Après avoir fêté une décennie de succès —plus de 600.000 véhicules vendus — , la marque automobile low cost Dacia a décidé de remettre le couvert en fêtant ses dix ans et demi ! L’idée est amusante, mais elle témoigne de la difficulté d’un constructeur automobile à prendre la parole sans parler directement d’automobile (ça n’intéresse guère la plupart des gens) en occupant le terrain médiati-commercial dans un monde bruyant et préoccupé par les enjeux climatiques de plus en plus pressants, dont l’automobile est devenue le bouc émissaire anti-écologique.
Dacia est une marque affective et finalement aspirationnelle, ses clients apprécient la culture « low cost fun » et sont mêmes fiers d’en afficher le badge. Les publicités douces et décalées apportent sa part d’humanité au constructeur qui ne manque pas d’aficionados : pour ses dix ans, Dacia a organisé de grandes réunions festives dans quelques villes de France qui ont rassemblé des milliers de clients trop heureux de partager leur passion commune.

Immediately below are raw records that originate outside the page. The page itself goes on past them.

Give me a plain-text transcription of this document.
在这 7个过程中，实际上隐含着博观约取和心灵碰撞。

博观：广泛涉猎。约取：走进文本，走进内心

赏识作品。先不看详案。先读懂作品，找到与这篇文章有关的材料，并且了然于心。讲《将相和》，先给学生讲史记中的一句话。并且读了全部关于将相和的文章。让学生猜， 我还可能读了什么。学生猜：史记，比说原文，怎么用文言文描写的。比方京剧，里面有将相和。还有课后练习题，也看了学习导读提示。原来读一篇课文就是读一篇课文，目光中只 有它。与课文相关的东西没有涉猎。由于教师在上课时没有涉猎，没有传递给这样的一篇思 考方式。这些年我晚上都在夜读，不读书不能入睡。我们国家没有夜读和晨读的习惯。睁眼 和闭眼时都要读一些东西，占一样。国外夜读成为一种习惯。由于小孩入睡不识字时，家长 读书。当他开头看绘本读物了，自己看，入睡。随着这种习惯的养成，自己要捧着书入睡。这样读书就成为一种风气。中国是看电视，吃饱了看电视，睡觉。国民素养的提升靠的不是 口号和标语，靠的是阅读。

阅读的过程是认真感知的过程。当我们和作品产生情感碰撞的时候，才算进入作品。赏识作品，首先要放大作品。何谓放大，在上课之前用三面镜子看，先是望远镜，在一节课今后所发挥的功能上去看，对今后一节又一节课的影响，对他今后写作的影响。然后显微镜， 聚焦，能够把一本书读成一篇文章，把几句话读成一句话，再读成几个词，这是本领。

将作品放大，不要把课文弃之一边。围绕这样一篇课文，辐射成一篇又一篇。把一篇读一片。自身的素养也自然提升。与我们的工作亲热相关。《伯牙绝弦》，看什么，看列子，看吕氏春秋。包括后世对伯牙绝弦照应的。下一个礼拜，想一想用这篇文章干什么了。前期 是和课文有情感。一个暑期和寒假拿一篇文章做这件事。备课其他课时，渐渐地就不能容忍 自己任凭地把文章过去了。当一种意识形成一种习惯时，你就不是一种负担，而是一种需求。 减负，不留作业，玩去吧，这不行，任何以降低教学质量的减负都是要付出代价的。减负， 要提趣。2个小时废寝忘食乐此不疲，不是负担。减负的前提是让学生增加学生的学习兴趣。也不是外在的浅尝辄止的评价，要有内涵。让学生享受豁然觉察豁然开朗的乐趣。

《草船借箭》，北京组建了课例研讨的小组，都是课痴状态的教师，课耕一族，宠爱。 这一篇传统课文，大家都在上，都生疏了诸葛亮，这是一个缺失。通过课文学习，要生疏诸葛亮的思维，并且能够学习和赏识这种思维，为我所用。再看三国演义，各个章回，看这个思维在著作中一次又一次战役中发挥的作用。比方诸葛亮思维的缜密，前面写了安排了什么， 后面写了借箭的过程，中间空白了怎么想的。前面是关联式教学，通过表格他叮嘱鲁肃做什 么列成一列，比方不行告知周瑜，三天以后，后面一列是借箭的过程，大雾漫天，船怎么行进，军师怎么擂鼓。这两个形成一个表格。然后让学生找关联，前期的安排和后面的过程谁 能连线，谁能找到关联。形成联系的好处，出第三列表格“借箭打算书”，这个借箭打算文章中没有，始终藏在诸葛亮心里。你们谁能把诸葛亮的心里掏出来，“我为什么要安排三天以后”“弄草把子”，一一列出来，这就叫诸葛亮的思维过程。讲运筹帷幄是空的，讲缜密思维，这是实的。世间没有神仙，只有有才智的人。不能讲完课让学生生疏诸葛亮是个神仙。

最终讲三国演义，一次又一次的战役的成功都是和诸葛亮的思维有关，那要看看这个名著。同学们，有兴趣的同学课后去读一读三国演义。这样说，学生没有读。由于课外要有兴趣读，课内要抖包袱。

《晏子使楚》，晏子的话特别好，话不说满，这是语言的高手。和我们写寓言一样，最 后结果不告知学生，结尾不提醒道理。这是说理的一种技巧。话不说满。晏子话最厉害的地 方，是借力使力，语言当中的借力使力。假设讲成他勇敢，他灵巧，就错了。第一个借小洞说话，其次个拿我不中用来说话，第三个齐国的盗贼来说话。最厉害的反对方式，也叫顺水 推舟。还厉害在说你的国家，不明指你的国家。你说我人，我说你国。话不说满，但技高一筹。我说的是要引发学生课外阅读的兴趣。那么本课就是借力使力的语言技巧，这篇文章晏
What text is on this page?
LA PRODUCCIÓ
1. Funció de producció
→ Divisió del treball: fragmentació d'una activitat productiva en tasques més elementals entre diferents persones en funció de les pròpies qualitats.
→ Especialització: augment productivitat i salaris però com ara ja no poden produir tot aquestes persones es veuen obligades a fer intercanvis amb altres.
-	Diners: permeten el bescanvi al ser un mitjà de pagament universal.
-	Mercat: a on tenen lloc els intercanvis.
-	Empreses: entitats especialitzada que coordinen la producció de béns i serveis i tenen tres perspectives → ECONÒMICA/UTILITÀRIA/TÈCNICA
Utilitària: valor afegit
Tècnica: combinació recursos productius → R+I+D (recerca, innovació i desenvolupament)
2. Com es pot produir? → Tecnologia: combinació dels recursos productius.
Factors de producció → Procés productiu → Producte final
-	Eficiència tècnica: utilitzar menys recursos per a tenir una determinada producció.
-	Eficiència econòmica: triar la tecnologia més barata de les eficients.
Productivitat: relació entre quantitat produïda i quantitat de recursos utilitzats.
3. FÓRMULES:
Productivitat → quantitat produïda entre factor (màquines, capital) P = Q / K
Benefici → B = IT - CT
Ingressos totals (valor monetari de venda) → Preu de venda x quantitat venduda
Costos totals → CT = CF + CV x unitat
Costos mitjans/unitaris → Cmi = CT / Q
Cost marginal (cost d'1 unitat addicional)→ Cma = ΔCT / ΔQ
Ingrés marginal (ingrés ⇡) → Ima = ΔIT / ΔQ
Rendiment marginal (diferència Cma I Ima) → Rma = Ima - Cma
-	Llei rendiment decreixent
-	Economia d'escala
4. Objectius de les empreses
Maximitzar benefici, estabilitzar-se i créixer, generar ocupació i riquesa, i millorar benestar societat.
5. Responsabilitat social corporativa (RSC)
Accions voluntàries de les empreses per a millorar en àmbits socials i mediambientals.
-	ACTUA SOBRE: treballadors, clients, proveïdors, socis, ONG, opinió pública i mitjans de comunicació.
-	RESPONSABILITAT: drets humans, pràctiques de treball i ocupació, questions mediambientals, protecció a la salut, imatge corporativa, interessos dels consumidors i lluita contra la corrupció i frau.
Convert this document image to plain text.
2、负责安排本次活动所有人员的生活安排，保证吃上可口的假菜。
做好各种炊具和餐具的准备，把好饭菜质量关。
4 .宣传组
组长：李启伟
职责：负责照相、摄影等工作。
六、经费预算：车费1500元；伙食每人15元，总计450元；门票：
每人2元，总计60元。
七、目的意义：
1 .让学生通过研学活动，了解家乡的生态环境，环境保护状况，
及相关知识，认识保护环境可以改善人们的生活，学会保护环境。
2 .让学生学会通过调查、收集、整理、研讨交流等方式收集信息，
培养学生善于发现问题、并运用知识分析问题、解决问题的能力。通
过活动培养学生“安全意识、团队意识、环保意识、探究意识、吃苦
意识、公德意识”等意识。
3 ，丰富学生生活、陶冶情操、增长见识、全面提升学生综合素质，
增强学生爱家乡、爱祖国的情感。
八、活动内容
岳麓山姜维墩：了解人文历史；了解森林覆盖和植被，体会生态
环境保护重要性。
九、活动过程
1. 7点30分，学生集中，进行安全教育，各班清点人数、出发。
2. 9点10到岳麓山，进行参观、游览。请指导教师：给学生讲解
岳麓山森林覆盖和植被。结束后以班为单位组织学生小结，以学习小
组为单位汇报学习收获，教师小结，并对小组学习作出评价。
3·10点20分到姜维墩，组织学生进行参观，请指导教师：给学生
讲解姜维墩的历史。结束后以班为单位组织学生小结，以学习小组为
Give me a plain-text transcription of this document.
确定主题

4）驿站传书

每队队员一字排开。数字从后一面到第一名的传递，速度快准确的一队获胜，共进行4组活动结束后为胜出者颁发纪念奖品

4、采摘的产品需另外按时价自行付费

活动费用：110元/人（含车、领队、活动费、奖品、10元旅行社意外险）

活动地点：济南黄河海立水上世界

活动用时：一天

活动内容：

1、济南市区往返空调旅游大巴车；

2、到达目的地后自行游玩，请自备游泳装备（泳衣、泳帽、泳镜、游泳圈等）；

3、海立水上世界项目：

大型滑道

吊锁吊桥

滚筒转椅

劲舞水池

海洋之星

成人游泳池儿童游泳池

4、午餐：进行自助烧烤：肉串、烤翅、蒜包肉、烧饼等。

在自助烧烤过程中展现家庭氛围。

Peu de marques et plus encore de marques automobiles peuvent se targuer d’une telle affection et d’une telle distinction. Fêter un demi anniversaire est une pirouette marketing qui paraîtrait dérisoire pour nombre de labels « secs », essoufflés, qui devient ici un clin d’œil empathique loin de l’emphase bavarde de certaines marques qui communiquent dans le vide.